Welche Hersteller dabei an Bord sind, spielt für NaaS-Kunden eine untergeordnete Rolle, sind sich beide Manager einig. „Kunden interessiert vorrangig die Serviceleistung“, so Ernst. Und so geht auch Axians nicht mit einem technischen Ansatz in die Kundengespräche, „sondern wir wollen den Kunden verstehen, seine Herausforderungen identifizieren und dann die passende Lösung anbieten“, erläutert Bünnemeyer. Dabei hatte der Dienstleister, als er vor einigen Jahren mit As-a-Service-Modellen startete, zunächst SD-WAN, WLAN und LAN im Sinn. Schnell kamen dann Collaboration, Datacenter und Security-Services hinzu. „Aktuell hören wir von vielen Kunden, dass sie Ausschau nach Backup-as-a-Service halten“, beschreibt Bünnemeyer die neue Erweiterung des Portfolios.
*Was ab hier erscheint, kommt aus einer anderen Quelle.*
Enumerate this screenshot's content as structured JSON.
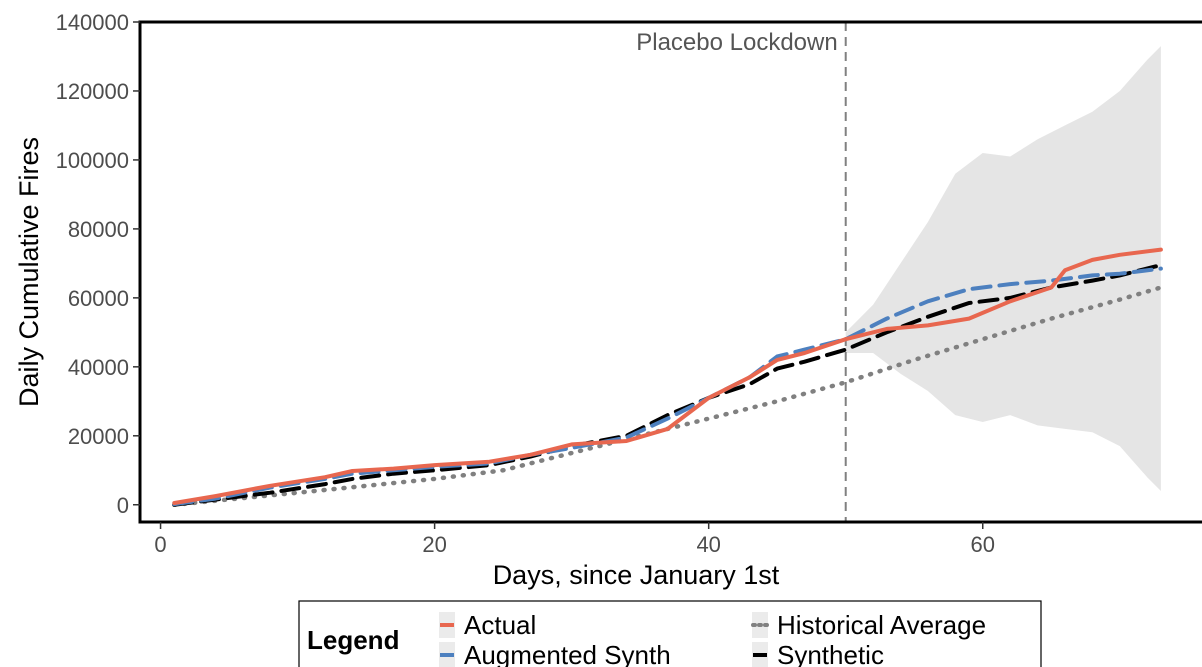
{
  "chart_data": {
    "type": "line",
    "xlabel": "Days, since January 1st",
    "ylabel": "Daily Cumulative Fires",
    "xlim": [
      -1.5,
      76
    ],
    "ylim": [
      -5000,
      140000
    ],
    "x_ticks": [
      0,
      20,
      40,
      60
    ],
    "y_ticks": [
      0,
      20000,
      40000,
      60000,
      80000,
      100000,
      120000,
      140000
    ],
    "grid": false,
    "annotation": {
      "text": "Placebo Lockdown",
      "x": 50
    },
    "legend": {
      "title": "Legend",
      "placement": "bottom",
      "entries": [
        "Actual",
        "Augmented Synth",
        "Historical Average",
        "Synthetic"
      ]
    },
    "band": {
      "x": [
        50,
        52,
        54,
        56,
        58,
        60,
        62,
        64,
        66,
        68,
        70,
        72,
        73
      ],
      "upper": [
        50000,
        58000,
        70000,
        82000,
        96000,
        102000,
        101000,
        106000,
        110000,
        114000,
        120000,
        129000,
        133000
      ],
      "lower": [
        44000,
        44000,
        38000,
        33000,
        26000,
        24000,
        26000,
        23000,
        22000,
        21000,
        17000,
        8000,
        4000
      ]
    },
    "series": [
      {
        "name": "Actual",
        "color": "#e8674f",
        "dash": "solid",
        "x": [
          1,
          4,
          8,
          12,
          14,
          17,
          20,
          24,
          27,
          30,
          34,
          37,
          40,
          43,
          45,
          47,
          50,
          53,
          56,
          59,
          62,
          65,
          66,
          68,
          70,
          73
        ],
        "y": [
          500,
          2500,
          5500,
          8000,
          9800,
          10500,
          11500,
          12500,
          14500,
          17500,
          18500,
          22000,
          31000,
          37000,
          42000,
          44000,
          48000,
          51000,
          52000,
          54000,
          59000,
          63000,
          68000,
          71000,
          72500,
          74000
        ]
      },
      {
        "name": "Augmented Synth",
        "color": "#4d80bf",
        "dash": "dashed",
        "x": [
          1,
          4,
          8,
          12,
          14,
          17,
          20,
          24,
          27,
          30,
          34,
          37,
          40,
          43,
          45,
          47,
          50,
          53,
          56,
          59,
          62,
          65,
          68,
          70,
          73
        ],
        "y": [
          200,
          1800,
          5000,
          7500,
          9000,
          10000,
          11000,
          12000,
          14500,
          16500,
          19500,
          25000,
          31000,
          37000,
          43000,
          45000,
          48000,
          54000,
          59000,
          62500,
          64000,
          65000,
          66500,
          67000,
          68500
        ]
      },
      {
        "name": "Historical Average",
        "color": "#808080",
        "dash": "dotted",
        "x": [
          1,
          10,
          20,
          25,
          30,
          35,
          40,
          45,
          50,
          55,
          60,
          65,
          70,
          73
        ],
        "y": [
          0,
          3500,
          7500,
          10000,
          15000,
          20000,
          25000,
          30000,
          35500,
          42000,
          48000,
          54000,
          59500,
          63000
        ]
      },
      {
        "name": "Synthetic",
        "color": "#000000",
        "dash": "dashed",
        "x": [
          1,
          4,
          8,
          12,
          14,
          17,
          20,
          24,
          27,
          30,
          34,
          37,
          40,
          43,
          45,
          47,
          50,
          53,
          56,
          59,
          62,
          65,
          68,
          70,
          73
        ],
        "y": [
          0,
          1500,
          3500,
          6000,
          7500,
          9000,
          10000,
          11500,
          14000,
          17000,
          20000,
          26000,
          31000,
          35000,
          39500,
          41500,
          45000,
          50000,
          54500,
          58500,
          60000,
          63000,
          65000,
          66500,
          69500
        ]
      }
    ]
  }
}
Komplexität für den Kunden reduzieren

Cancom ist in den klassischen Feldern WLAN und Netzwerk-Infrastruktur unterwegs. SD-WAN sei ein separates Feld und ein eigenständiges Portfolio welches aber eng mit NaaS integriert werden kann, erklärt Ernst. Denn dafür verlasse man die Infrastruktur eines Gebäudes und benötige beispielsweise zusätzlich Provider-Verträge, welche Cancom im WAN-Portfolio integriere, zieht Ernst die Grenze. Gleiches gelte auch für 5G, das in der Private-5G-Ausprägung in Deutschland bislang noch nicht wirklich Fahrt aufgenommen habe. Axians steckt bei 5G bislang auch erst in einigen wenigen Kundenprojekten, wie beispielsweise bei Hafen- oder Flughafenbetreibern. „Unser technisches Knowhow und unsere flexible Partnerlandschaft versetzen uns in die Lage, serviceorientierte Lösungen zu betreiben und gleichzeitig die Komplexität für den Kunden zu reduzieren“, beschreibt Bünnemeyer die Herausforderung. Ähnlich läuft es bei Cancom. „Wir arbeiten bei NaaS mit Cisco und HPE Aruba zusammen“, sagt Ernst und führt weitere Gründe dafür an, auf klassische Anbieter zu setzen. „Man braucht Hersteller, die eine gewisse Markt- und Technologierelevanz haben, die schnell und zuverlässig Ersatzteile liefern können und selbst über eine zuverlässige Servicestruktur verfügen.“

Die Zukunft gehört NaaS

Ohnehin ist Standardisierung das Mittel der Wahl, will man mit dem vorhandenen Personal eine möglichst große Zahl an Kunden bedienen. „Automatisierung und Skalierung sind für uns elementar“, bestätigt Ernst. „Individualität ist nur in einem begrenzten Umfang sinnvoll – und sie kostet viel Geld“. Einen Unterschied zum Mitbewerb sieht Ernst darin, dass NaaS bei ihnen kein adaptiertes Leasingmodell sei, sondern ein gesamtheitlicher Ansatz. „Der Kunde hat bei uns nur einen Vertrag und bekommt eine Rechnung – und im Betrieb eine Transparenz über Self-Service-Portale für ein Co-Management, wenn er dies möchte“, erklärt er. „Aber unabhängig von allem anderen funktioniert NaaS nur unter einer Bedingung: dass Kunden Vertrauen in den Dienstleister haben.“ „Und“, ergänzt Bünnemeyer, „dass die Daten in Europa liegen“.

Für beide ist klar, dass NaaS die Zukunft gehört. Die Kombination aus weniger Fachkräften, höheren Anforderungen und komplexeren Netzwerken, gepaart mit Security-Bedarf, lässt Kunden das Bezugsmodell immer attraktiver erscheinen.